Smell sensitivity was measured with a Korean version of the Sniffin’ Sticks odor threshold test, in which the participant sniffs pens containing different concentrations of n-butanol. In one version of the experiment, smell function was measured after 5 minutes of RF stimulation at either 5W, 10W, 15W, or 20W of power. In another version, smell function was measured after 1min, 5 min, or 10 min of RF stimulation at 15W.
The results in a nutshell:
First, exposure to 10W or more of RF stimulation significantly increased odor threshold performance from average to near-perfect levels.1 Second, RF exposure at 15W power for 1 min significantly increased odor threshold performance; performance maxed out at exposure times of 5 and 10 min. Third, enhanced odor sensitivity persisted for 4 days following RF stimulation.
These findings are remarkable. In fact, they are so remarkable—so clearcut—that one wonders whether the test procedures were adequately controlled.
For example, participants were supposedly “blind” to whether or not a particular test session involved RF stimulation. RF radiation warms the tissue it’s directed at; clearly this could cue a participant that RF was active. The authors were aware of this and measured minute-by-minute skin temperature on the foreheads of five tests subjects during 15W stimulation. There was a minimal increase in skin temperature across 5 min of RF which the authors take as evidence that participants did not know whether the RF was on or off. Maybe. Or maybe the RF stimulation produced a perceptible warming of the forehead which Bok, et al. simply failed to ask about. Nor did they inquire about perceptible warming inside the nasal passages.
The experimental trials were not run double blind: the person administering the odor threshold test knew whether the trial was RF-on or RF-off, and most likely the duration and power of the stimulation. This raises the possibility of bias from subtle “demand cues.”
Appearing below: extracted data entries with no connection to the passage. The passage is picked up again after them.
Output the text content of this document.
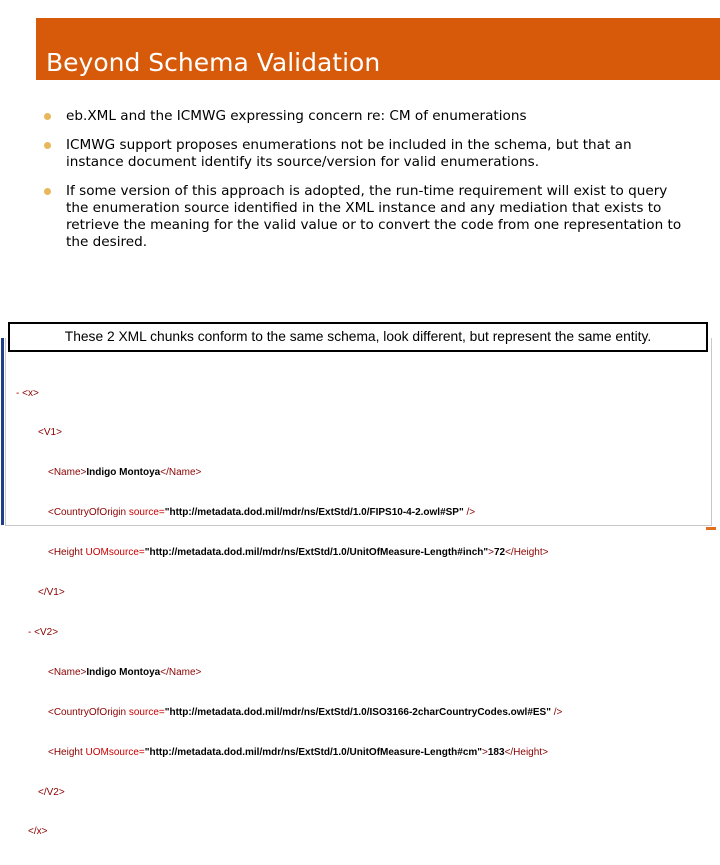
Beyond Schema Validation
eb.XML and the ICMWG expressing concern re: CM of enumerations
ICMWG support proposes enumerations not be included in the schema, but that an instance document identify its source/version for valid enumerations.
If some version of this approach is adopted, the run-time requirement will exist to query the enumeration source identified in the XML instance and any mediation that exists to retrieve the meaning for the valid value or to convert the code from one representation to the desired.

- <x>

<V1>

<Name>Indigo Montoya</Name>

<CountryOfOrigin source="http://metadata.dod.mil/mdr/ns/ExtStd/1.0/FIPS10-4-2.owl#SP" />

<Height UOMsource="http://metadata.dod.mil/mdr/ns/ExtStd/1.0/UnitOfMeasure-Length#inch">72</Height>

</V1>

- <V2>

<Name>Indigo Montoya</Name>

<CountryOfOrigin source="http://metadata.dod.mil/mdr/ns/ExtStd/1.0/ISO3166-2charCountryCodes.owl#ES" />

<Height UOMsource="http://metadata.dod.mil/mdr/ns/ExtStd/1.0/UnitOfMeasure-Length#cm">183</Height>

</V2>

</x>

These 2 XML chunks conform to the same schema, look different, but represent the same entity.
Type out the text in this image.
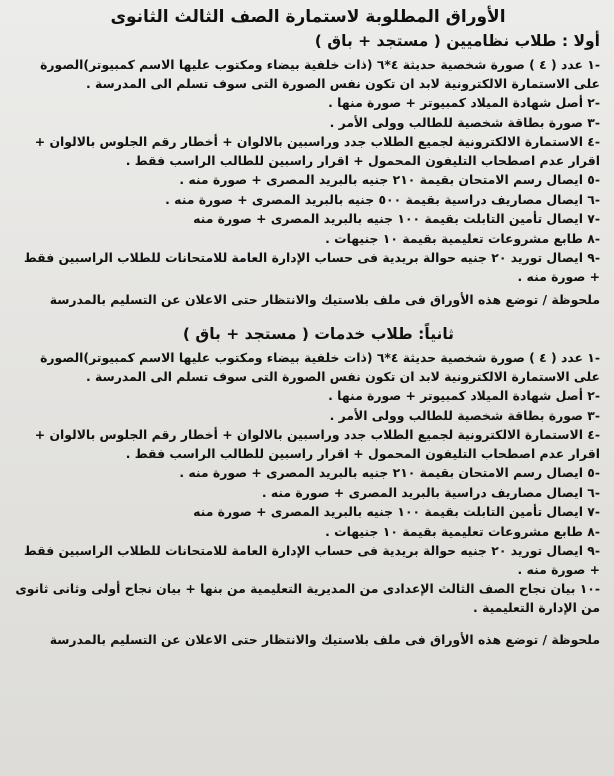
الأوراق المطلوبة لاستمارة الصف الثالث الثانوى
أولا : طلاب نظاميين ( مستجد + باق )
-١ عدد ( ٤ ) صورة شخصية حديثة ٤*٦ (ذات خلفية بيضاء ومكتوب عليها الاسم كمبيوتر)الصورة على الاستمارة الالكترونية لابد ان تكون نفس الصورة التى سوف تسلم الى المدرسة .
-٢ أصل شهادة الميلاد كمبيوتر + صورة منها .
-٣ صورة بطاقة شخصية للطالب وولى الأمر .
-٤ الاستمارة الالكترونية لجميع الطلاب جدد وراسبين بالالوان + أخطار رقم الجلوس بالالوان + اقرار عدم اصطحاب التليفون المحمول + اقرار راسبين للطالب الراسب فقط .
-٥ ايصال رسم الامتحان بقيمة ٢١٠ جنيه بالبريد المصرى + صورة منه .
-٦ ايصال مصاريف دراسية بقيمة ٥٠٠ جنيه بالبريد المصرى + صورة منه .
-٧ ايصال تأمين التابلت بقيمة ١٠٠ جنيه بالبريد المصرى + صورة منه
-٨ طابع مشروعات تعليمية بقيمة ١٠ جنيهات .
-٩ ايصال توريد ٢٠ جنيه حوالة بريدية فى حساب الإدارة العامة للامتحانات للطلاب الراسبين فقط + صورة منه .
ملحوظة / توضع هذه الأوراق فى ملف بلاستيك والانتظار حتى الاعلان عن التسليم بالمدرسة
ثانياً: طلاب خدمات ( مستجد + باق )
-١ عدد ( ٤ ) صورة شخصية حديثة ٤*٦ (ذات خلفية بيضاء ومكتوب عليها الاسم كمبيوتر)الصورة على الاستمارة الالكترونية لابد ان تكون نفس الصورة التى سوف تسلم الى المدرسة .
-٢ أصل شهادة الميلاد كمبيوتر + صورة منها .
-٣ صورة بطاقة شخصية للطالب وولى الأمر .
-٤ الاستمارة الالكترونية لجميع الطلاب جدد وراسبين بالالوان + أخطار رقم الجلوس بالالوان + اقرار عدم اصطحاب التليفون المحمول + اقرار راسبين للطالب الراسب فقط .
-٥ ايصال رسم الامتحان بقيمة ٢١٠ جنيه بالبريد المصرى + صورة منه .
-٦ ايصال مصاريف دراسية بالبريد المصرى + صورة منه .
-٧ ايصال تأمين التابلت بقيمة ١٠٠ جنيه بالبريد المصرى + صورة منه
-٨ طابع مشروعات تعليمية بقيمة ١٠ جنيهات .
-٩ ايصال توريد ٢٠ جنيه حوالة بريدية فى حساب الإدارة العامة للامتحانات للطلاب الراسبين فقط + صورة منه .
-١٠ بيان نجاح الصف الثالث الإعدادى من المديرية التعليمية من بنها + بيان نجاح أولى وثانى ثانوى من الإدارة التعليمية .
ملحوظة / توضع هذه الأوراق فى ملف بلاستيك والانتظار حتى الاعلان عن التسليم بالمدرسة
To their credit, the authors address this in a supplementary figure which compares the odor threshold scores of 10 people in a “baseline” condition and a “sham stimulation” condition. They find no statistical difference. But what do they mean by baseline and sham? Were the subjects wearing the PCB antenna in each condition? How convincing was the sham? Were baseline and sham conditions counter balanced? And again, the test administrator for these trials was not blind.
Bok et al. may well have solid answers to these questions. I don’t know. If the RF stimulation has the big and lasting effect on odor threshold that they claim, it should be easy to replicate this study under more tightly controlled conditions.
Stay tuned!
Junsoo Bok, Eun-Seong Kim, Juchan Ha, Dong-Min Lee, Bum Ju Ahn, Sang Won Lee, Seok Hyun Cho, Nam-Young Kim and Yongwoo Jang, Non-contact radiofrequency stimulation to the olfactory nerve of human subjects. APL Bioengineering 9:036112, 2025.
There is some confusion here, as the text descriptions and relevant caption in Fig. 4 are at odds with the significance levels as indicated graphically on the figure.